Really final touches

The Repowering Project: Days 34-38 (Monday 5 to Friday 9 January 2009)

The astute reader will note a gap in proceedings between this post and the last. Engineer and mate returned to Melbourne for Christmas, came back with a friend and went sailing, enjoying all that new power. Friend returned to Melbourne on 4 January, and the engine project resumed to do those last few jobs which didn't actually stop us sailing but which need to be finished off.
We'd survived a few days away without having the hot water connected to the engine, using our small petrol generator to drive the electric hotwater system a couple of times. But getting it connected was a priority. The engineer was putting it off because he feared it was going to be complicated - according to the Yanmar manual, if your tank was higher than your engine, you needed another small header tank to trap any air bubbles, something we hadn't had with the Perkins. After thought and study of the diagrams from Yanmar, and the diagram of the internal workings of the hot water tank, the engineer decided that the actual heat exchanger was only marginally higher than the engine, if at all, and that he could just connect up without any additional installation. It was a two person effort to lead the pipes round the tank for connection, but otherwise a straightforward job.

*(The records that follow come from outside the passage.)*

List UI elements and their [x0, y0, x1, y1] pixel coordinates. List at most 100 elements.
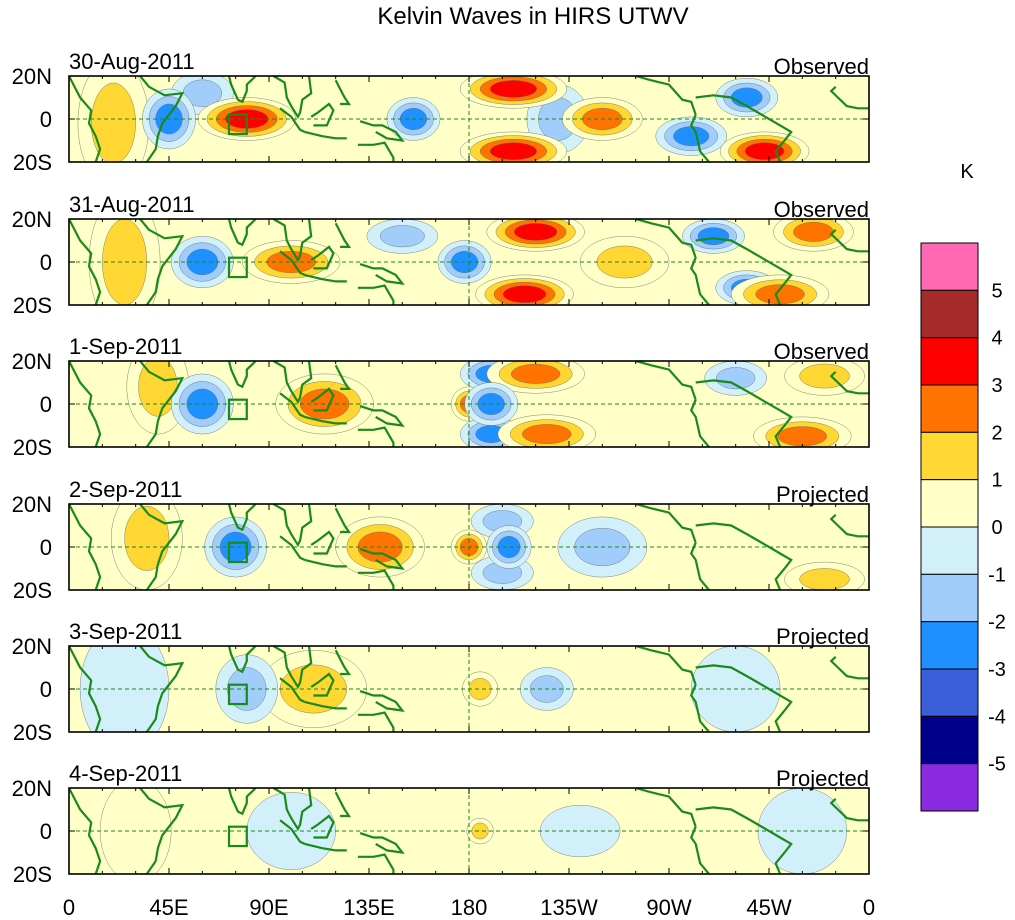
coastline [357, 426, 395, 447]
coastline [310, 387, 335, 412]
panel-4: 20N 0 20S 2-Sep-2011 Projected [12, 477, 870, 603]
panel-6: 20N 0 20S 4-Sep-2011 Projected [12, 761, 870, 887]
coastline [69, 504, 102, 590]
y-tick-label: 20N [12, 64, 52, 89]
coastline [334, 364, 352, 390]
anomaly-contour [514, 223, 558, 241]
anomaly-contour [799, 363, 850, 389]
coastline [829, 371, 869, 395]
coastline [139, 788, 185, 874]
coastline [139, 219, 185, 305]
anomaly-contour [522, 424, 572, 444]
panel-status: Observed [774, 339, 869, 364]
region-box [227, 113, 248, 136]
coastline [272, 76, 313, 120]
panel-3: 20N 0 20S 1-Sep-2011 Observed [12, 334, 870, 460]
x-tick-label: 180 [451, 895, 488, 920]
coastline [334, 507, 352, 534]
colorbar-segment [920, 384, 979, 433]
x-tick-label: 135E [343, 895, 394, 920]
panel-2: 20N 0 20S 31-Aug-2011 Observed [12, 192, 870, 318]
colorbar-label: 0 [991, 517, 1002, 539]
x-tick-label: 0 [63, 895, 75, 920]
anomaly-contour [511, 364, 561, 384]
anomaly-contour [744, 142, 785, 160]
coastline [139, 646, 185, 732]
coastline [829, 797, 869, 822]
anomaly-contour [489, 142, 537, 160]
coastline [635, 219, 697, 259]
y-tick-label: 20N [12, 634, 52, 659]
y-tick-label: 0 [40, 392, 52, 417]
colorbar-unit-label: K [960, 161, 974, 183]
y-tick-label: 20N [12, 492, 52, 517]
y-tick-label: 20S [13, 720, 52, 745]
coastline [829, 229, 869, 253]
panel-status: Observed [774, 54, 869, 79]
coastline [227, 646, 257, 674]
colorbar-segment [920, 289, 979, 339]
panel-date: 30-Aug-2011 [69, 49, 195, 74]
anomaly-contour [731, 87, 763, 108]
panel-date: 31-Aug-2011 [69, 192, 195, 217]
x-tick-label: 0 [863, 895, 875, 920]
coastline [279, 819, 306, 845]
y-tick-label: 20S [13, 862, 52, 887]
colorbar-label: -5 [988, 754, 1006, 776]
panel-date: 3-Sep-2011 [69, 619, 182, 644]
y-tick-label: 0 [40, 677, 52, 702]
coastline [69, 646, 102, 732]
x-tick-label: 90E [249, 895, 288, 920]
coastlines [69, 219, 869, 305]
y-tick-label: 0 [40, 535, 52, 560]
coastline [334, 79, 352, 106]
coastline [272, 504, 313, 548]
colorbar-segment [920, 479, 979, 528]
region-box [227, 256, 248, 279]
panel-1: 20N 0 20S 30-Aug-2011 Observed [12, 49, 870, 175]
coastlines [69, 788, 869, 874]
y-tick-label: 20S [13, 578, 52, 603]
region-box [227, 683, 248, 706]
colorbar-label: 2 [991, 422, 1002, 444]
chart-title: Kelvin Waves in HIRS UTWV [377, 3, 688, 30]
coastline [69, 788, 102, 874]
panel-status: Projected [776, 766, 869, 791]
coastline [359, 832, 405, 854]
coastline [69, 76, 102, 162]
colorbar-segment [920, 526, 979, 575]
anomaly-contour [489, 80, 537, 98]
panel-status: Projected [776, 624, 869, 649]
coastline [359, 690, 405, 712]
coastline [357, 284, 395, 305]
colorbar-segment [920, 337, 979, 386]
coastline [304, 700, 347, 710]
coastline [334, 222, 352, 248]
coastline [689, 257, 710, 305]
anomaly-contour [379, 225, 425, 248]
coastline [304, 558, 347, 568]
anomaly-field [111, 504, 865, 590]
colorbar-label: -2 [988, 612, 1006, 634]
coastline [357, 853, 395, 874]
coastline [304, 415, 347, 425]
coastline [227, 788, 257, 816]
anomaly-contour [673, 126, 710, 147]
coastline [359, 405, 405, 427]
x-tick-label: 90W [646, 895, 691, 920]
anomaly-contour [716, 367, 756, 390]
coastline [689, 684, 710, 732]
coastline [304, 273, 347, 283]
x-tick-label: 135W [540, 895, 598, 920]
colorbar-segment [920, 573, 979, 623]
y-tick-label: 0 [40, 819, 52, 844]
coastline [357, 711, 395, 732]
coastline [310, 530, 335, 555]
coastline [304, 842, 347, 852]
colorbar-label: -1 [988, 564, 1006, 586]
anomaly-contour [468, 678, 492, 700]
coastline [227, 361, 257, 389]
coastline [635, 646, 697, 686]
colorbar-segment [920, 431, 979, 481]
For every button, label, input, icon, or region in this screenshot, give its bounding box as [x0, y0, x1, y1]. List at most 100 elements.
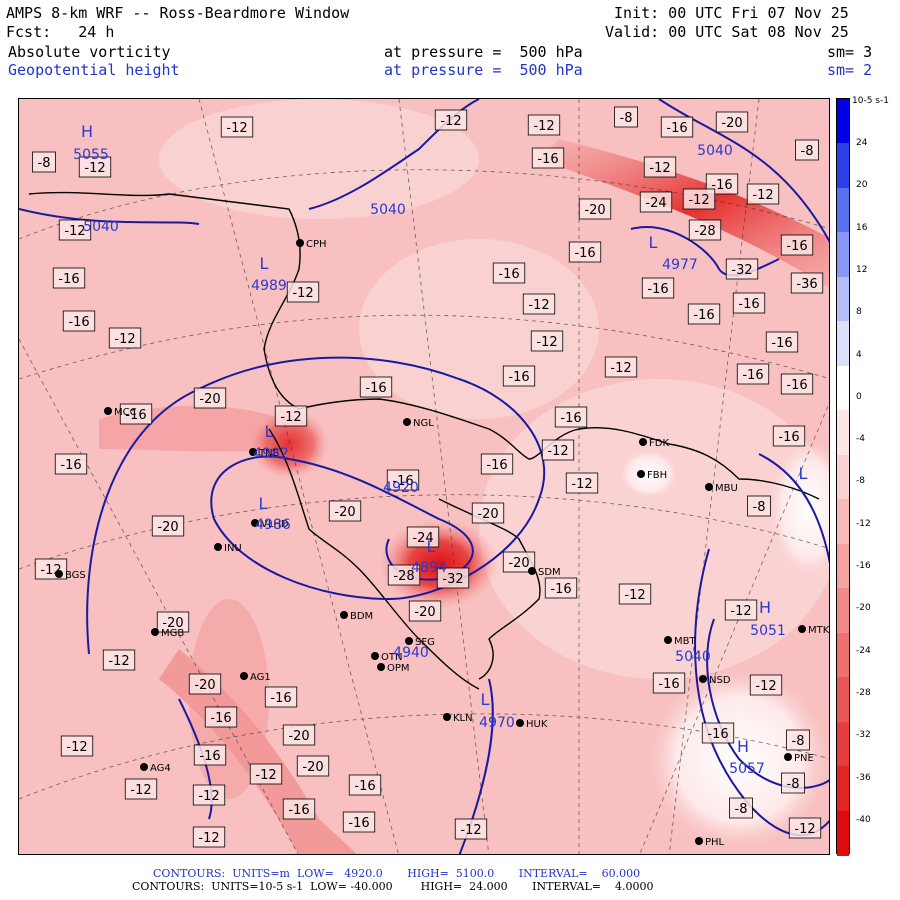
vorticity-contour-label: -16	[780, 234, 814, 256]
vorticity-contour-label: -20	[151, 515, 185, 537]
station-label: INU	[224, 543, 242, 554]
vorticity-contour-label: -16	[736, 363, 770, 385]
colorbar-tick-label: -24	[856, 645, 871, 656]
station-pne: PNE	[784, 753, 814, 764]
vorticity-value: -16	[58, 272, 79, 287]
height-contour-label: 5040	[697, 143, 733, 159]
vorticity-value: -8	[792, 734, 805, 749]
station-sdm: SDM	[528, 567, 561, 578]
station-mcc: MCC	[104, 407, 137, 418]
vorticity-value: -16	[288, 803, 309, 818]
vorticity-value: -16	[742, 368, 763, 383]
colorbar-tick-label: -36	[856, 772, 871, 783]
vorticity-value: -16	[210, 711, 231, 726]
vorticity-contour-label: -16	[660, 116, 694, 138]
vorticity-value: -12	[547, 444, 568, 459]
vorticity-value: -16	[68, 315, 89, 330]
vorticity-value: -12	[292, 286, 313, 301]
vorticity-value: -12	[84, 161, 105, 176]
vorticity-value: -16	[560, 411, 581, 426]
low-center-marker: L	[649, 233, 658, 252]
vorticity-contour-label: -16	[386, 469, 420, 491]
height-labels: 5055 5040 5040 4989 5040 4977 4982 4920 4894 5040…	[73, 122, 807, 777]
vorticity-value: -12	[440, 114, 461, 129]
height-contour-label: 4986	[255, 517, 291, 533]
vorticity-contour-label: -20	[408, 600, 442, 622]
station-phl: PHL	[695, 837, 725, 848]
station-fdk: FDK	[639, 438, 669, 449]
station-label: FDK	[649, 438, 669, 449]
vorticity-map: -12 -12 -12 -8 -16 -20 -12 -8 -16 -12 -8 -16 -12 -12 -…	[19, 99, 829, 854]
vorticity-contour-label: -24	[406, 526, 440, 548]
colorbar	[836, 98, 850, 856]
vorticity-contour-label: -12	[60, 735, 94, 757]
vorticity-contour-label: -20	[328, 500, 362, 522]
vorticity-contour-label: -16	[492, 262, 526, 284]
colorbar-swatch	[837, 143, 849, 189]
vorticity-contour-label: -16	[652, 672, 686, 694]
colorbar-tick-label: 12	[856, 264, 868, 275]
field2-level: at pressure = 500 hPa	[384, 61, 583, 79]
vorticity-value: -12	[114, 332, 135, 347]
vorticity-value: -16	[738, 297, 759, 312]
vorticity-value: -20	[414, 605, 435, 620]
vorticity-value: -24	[412, 531, 433, 546]
station-label: MBU	[715, 483, 738, 494]
vorticity-contour-label: -28	[387, 564, 421, 586]
vorticity-value: -20	[288, 729, 309, 744]
low-center-marker: L	[259, 494, 268, 513]
vorticity-value: -8	[735, 802, 748, 817]
vorticity-value: -8	[787, 777, 800, 792]
vorticity-value: -16	[537, 152, 558, 167]
station-bgs: BGS	[55, 570, 86, 581]
vorticity-value: -20	[334, 505, 355, 520]
vorticity-contour-label: -16	[119, 403, 153, 425]
vorticity-value: -16	[771, 336, 792, 351]
height-contour-info: CONTOURS: UNITS=m LOW= 4920.0 HIGH= 5100…	[153, 867, 641, 880]
station-label: SFG	[415, 637, 435, 648]
station-vlhd: VLHD	[251, 519, 289, 530]
colorbar-swatch	[837, 499, 849, 545]
vorticity-labels: -12 -12 -12 -8 -16 -20 -12 -8 -16 -12 -8 -16 -12 -12 -…	[32, 106, 824, 848]
colorbar-tick-label: 0	[856, 391, 862, 402]
vorticity-value: -16	[786, 378, 807, 393]
vorticity-contour-label: -16	[62, 310, 96, 332]
colorbar-tick-label: 8	[856, 307, 862, 318]
vorticity-contour-label: -16	[348, 774, 382, 796]
vorticity-contour-label: -20	[188, 673, 222, 695]
vorticity-contour-label: -12	[58, 219, 92, 241]
height-contour-label: 4970	[479, 715, 515, 731]
vorticity-value: -12	[66, 740, 87, 755]
colorbar-tick-label: -12	[856, 518, 871, 529]
station-markers: CPH MCC TNB NGL FDK FBH MBU VLHD INU BGS MGB BDM SDM…	[55, 239, 829, 848]
vorticity-contour-label: -16	[282, 798, 316, 820]
field1-level: at pressure = 500 hPa	[384, 43, 583, 61]
vorticity-value: -16	[550, 582, 571, 597]
vorticity-contour-label: -12	[682, 188, 716, 210]
low-center-marker: L	[265, 422, 274, 441]
height-contour-label: 4982	[253, 446, 289, 462]
height-contour-label: 4989	[251, 278, 287, 294]
station-mbu: MBU	[705, 483, 738, 494]
vorticity-value: -12	[198, 831, 219, 846]
vorticity-value: -32	[731, 263, 752, 278]
station-label: NSD	[709, 675, 731, 686]
height-contour-label: 5040	[675, 649, 711, 665]
high-center-marker: H	[81, 122, 93, 141]
vorticity-contour-label: -16	[687, 303, 721, 325]
vorticity-value: -12	[794, 822, 815, 837]
colorbar-swatch	[837, 677, 849, 723]
vorticity-value: -20	[199, 392, 220, 407]
vorticity-value: -12	[649, 161, 670, 176]
vorticity-value: -16	[778, 430, 799, 445]
vorticity-value: -16	[270, 691, 291, 706]
station-kln: KLN	[443, 713, 473, 724]
vorticity-value: -28	[393, 569, 414, 584]
vorticity-contour-label: -8	[729, 797, 753, 819]
low-center-marker: L	[481, 690, 490, 709]
vorticity-contour-label: -12	[749, 674, 783, 696]
vorticity-contour-label: -12	[643, 156, 677, 178]
colorbar-swatch	[837, 454, 849, 501]
colorbar-tick-label: -8	[856, 476, 865, 487]
height-contour-label: 5040	[370, 202, 406, 218]
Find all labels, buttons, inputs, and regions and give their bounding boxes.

While the engineer was considering the hot water problem, he and the mate had measured and cut the soundproofing to go on the back of the companionway steps. With this and the cutouts on the back of the hatch covers glued and fastened into position, the engine was noticeably quieter. Moving the companionway steps, always a heavy lifting job, now requires even more effort as it has several extra kilos attached.

The engineer feared that the old splitter system (the thing that delivers power to both banks of batteries and also ensures that the batteries are not over-charged) would not work properly with the Yanmar alternator, and on our trip down the Channel his fears were confirmed. He invested in a Piranha power management system designed for 4WD, and once fitted, this solved the problem and also made all the battery wiring simpler.

Another job deemed not essential for the first trip was the fitting of the safety switch to prevent the engine from being started in gear, but this finally got done (had to wait until it stopped raining so that the engineer could work in the lazarette to finish it off).

So, much has been done, but there are still a few small jobs left...
  • Having simplified the wiring considerably, the engineer is planning to make it even better by getting a terminal post which can be used to connect in the anchor winch motor more elegantly.
  • Engineer and mate measured and cut the last two soundproofing panels to go above the day-tank under the cockpit floor. The engineer managed to fit one before the glue fumes got to him - the other is still to be fitted.
  • In the old Perkins days, there were two pushbutton switches located near the throttle which allowed the anchor winch to be operated from the cockpit. These had to be removed to make way for the Yanmar panel, which has all the instruments together. We planned to fit something new where the old tacho was, as there is currently just a hole there, and found an appropriate sized switch panel which almost completely covers the hole. We still need to get a suitable switch as we want a sprung switch, rather than an on-off switch, fit it to the panel, fit the panel to the hole and connect it up.
  • And there is still some work to be done to fasten cables and pipes to make them more secure and avoid chafing.

But of course there are still things left to do. It's a boat, isn't it?